Investment Required – The perception is that B2B solutions are expensive while the benefits can be difficult to quantify.  In fact, many ecommerce platforms offer very full-featured free versions.  Also, you can adopt a prototyping/pilot approach to building your solution that will allow you to minimize investment risk while validating the benefits.

Lack of Awareness of What’s Possible – Is there a B2B ebusiness champion or expert in your company?  If not, then it’s likely that you aren’t even considering these solutions simply because of lack of awareness.

Organization Position and Strength – Your company’s ability to successfully implement some types of solutions is dependent on the size and strength of your business relative to your customers or suppliers.  For example, an industry leader with a loyal customer base is in a more realistic position to host an industry exchange than their smaller competitors.

Sales Commission Design and Internal Channel Conflict – Careful thought should be given to your compensation and incentive models when introducing an ecommerce website.  If this isn’t well planned then your sales team may (unintentionally or not) undermine the success of your ecommerce platform simply because they are focused on the other activities that have a clear payoff for them.

Sales Force Skillset – A successful ecommerce platform often means that a traditional sales team can spend more time with their prospect’s senior executives on business development and consultative selling rather than working with the purchasing agent expediting customer’s transactions.  Not every sales agent has this advanced skillset.

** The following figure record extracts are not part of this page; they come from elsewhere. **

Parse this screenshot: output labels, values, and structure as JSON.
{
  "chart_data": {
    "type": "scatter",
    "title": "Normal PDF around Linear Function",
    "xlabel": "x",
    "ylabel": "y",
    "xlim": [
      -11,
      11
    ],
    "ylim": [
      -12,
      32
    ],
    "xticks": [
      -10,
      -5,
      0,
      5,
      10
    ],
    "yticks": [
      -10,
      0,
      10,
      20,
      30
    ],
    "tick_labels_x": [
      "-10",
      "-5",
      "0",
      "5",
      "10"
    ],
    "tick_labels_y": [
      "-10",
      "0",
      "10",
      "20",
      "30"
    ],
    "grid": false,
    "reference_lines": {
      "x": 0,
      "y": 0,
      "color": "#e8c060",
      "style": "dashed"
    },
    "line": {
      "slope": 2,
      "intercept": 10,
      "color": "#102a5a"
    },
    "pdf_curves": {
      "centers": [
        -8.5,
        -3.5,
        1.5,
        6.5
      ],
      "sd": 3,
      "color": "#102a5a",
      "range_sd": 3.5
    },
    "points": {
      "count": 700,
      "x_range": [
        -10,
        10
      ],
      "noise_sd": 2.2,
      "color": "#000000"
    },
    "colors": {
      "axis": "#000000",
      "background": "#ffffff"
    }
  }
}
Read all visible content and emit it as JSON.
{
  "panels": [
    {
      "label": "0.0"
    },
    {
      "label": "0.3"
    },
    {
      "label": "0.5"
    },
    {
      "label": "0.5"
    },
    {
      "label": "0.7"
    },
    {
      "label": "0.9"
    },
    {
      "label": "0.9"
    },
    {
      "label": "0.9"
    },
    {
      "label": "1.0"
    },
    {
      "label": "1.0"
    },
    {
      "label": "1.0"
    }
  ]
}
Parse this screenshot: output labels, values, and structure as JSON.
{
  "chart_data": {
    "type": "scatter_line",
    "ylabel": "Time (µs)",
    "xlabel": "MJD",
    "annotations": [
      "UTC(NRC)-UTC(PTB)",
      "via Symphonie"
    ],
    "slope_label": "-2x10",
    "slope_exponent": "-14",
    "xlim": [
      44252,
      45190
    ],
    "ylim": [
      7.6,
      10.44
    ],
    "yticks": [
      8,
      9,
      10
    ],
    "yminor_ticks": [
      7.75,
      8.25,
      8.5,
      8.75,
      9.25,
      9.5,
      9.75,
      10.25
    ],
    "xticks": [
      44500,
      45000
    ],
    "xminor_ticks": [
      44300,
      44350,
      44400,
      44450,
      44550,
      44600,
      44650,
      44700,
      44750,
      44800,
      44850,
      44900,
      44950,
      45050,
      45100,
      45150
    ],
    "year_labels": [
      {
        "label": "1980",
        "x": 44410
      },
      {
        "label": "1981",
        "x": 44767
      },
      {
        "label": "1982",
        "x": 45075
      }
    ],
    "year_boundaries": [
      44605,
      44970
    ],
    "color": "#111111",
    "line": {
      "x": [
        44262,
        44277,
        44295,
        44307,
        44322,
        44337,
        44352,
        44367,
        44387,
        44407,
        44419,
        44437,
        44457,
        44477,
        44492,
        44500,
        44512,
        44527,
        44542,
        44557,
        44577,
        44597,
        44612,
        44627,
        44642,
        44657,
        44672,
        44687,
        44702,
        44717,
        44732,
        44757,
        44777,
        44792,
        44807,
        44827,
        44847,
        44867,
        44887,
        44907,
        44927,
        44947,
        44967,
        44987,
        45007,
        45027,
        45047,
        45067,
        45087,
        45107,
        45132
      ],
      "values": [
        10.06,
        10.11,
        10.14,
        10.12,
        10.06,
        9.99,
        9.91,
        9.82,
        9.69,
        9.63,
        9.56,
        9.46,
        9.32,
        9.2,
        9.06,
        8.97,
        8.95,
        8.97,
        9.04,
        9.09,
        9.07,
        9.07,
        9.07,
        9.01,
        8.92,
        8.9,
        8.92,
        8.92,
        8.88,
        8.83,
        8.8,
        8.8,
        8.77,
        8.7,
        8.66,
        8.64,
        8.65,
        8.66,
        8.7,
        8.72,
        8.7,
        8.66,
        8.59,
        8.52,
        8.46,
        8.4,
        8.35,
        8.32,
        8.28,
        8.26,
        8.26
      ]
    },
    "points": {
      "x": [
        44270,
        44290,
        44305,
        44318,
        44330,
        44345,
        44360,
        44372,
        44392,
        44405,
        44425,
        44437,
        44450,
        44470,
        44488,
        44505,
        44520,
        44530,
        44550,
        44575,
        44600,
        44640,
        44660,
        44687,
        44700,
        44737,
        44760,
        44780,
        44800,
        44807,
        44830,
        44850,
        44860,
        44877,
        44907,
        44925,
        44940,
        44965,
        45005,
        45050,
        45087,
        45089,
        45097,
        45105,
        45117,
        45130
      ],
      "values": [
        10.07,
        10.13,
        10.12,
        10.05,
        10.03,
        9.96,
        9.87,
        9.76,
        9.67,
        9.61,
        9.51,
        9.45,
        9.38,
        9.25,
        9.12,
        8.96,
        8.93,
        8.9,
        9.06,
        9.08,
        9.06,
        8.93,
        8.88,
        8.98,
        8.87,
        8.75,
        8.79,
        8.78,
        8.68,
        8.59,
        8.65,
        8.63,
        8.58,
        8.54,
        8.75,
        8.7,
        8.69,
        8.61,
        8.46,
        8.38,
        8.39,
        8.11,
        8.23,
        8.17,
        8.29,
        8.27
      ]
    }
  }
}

Changing Customer or Supplier Behavior –For any B2B ebusiness solution with either customers or suppliers you will need to consider how you will get them to adopt the solution.  You should strive to design your solution with compelling benefits that encourage adoption rather than relying on costly customer incentives or damaging supplier “threats”.

Customer and Industry Readiness – As you consider your B2B ebusiness options care should be taken to understand your industry’s experience with the solution and readiness for it.  If you are offering something brand new then be prepared to spend a significant amount of time educating customers and/or suppliers.

Next Steps

Developing a B2B ebusiness strategy requires recognition that action is necessary (see Part 1 of this article), a good understanding of the types of solutions that are available to you (see Part 2 of this article), and a thoughtful review of the drivers that will shape the selection and prioritization of the investments to be made.  Successfully implementing ebusiness solutions will require persistence to overcome the barriers and roadblocks that can hinder adoption.

No strategy or solution will be perfect – the key is to get started on the highest priority activities with a commitment to continuously monitor and improve your solutions.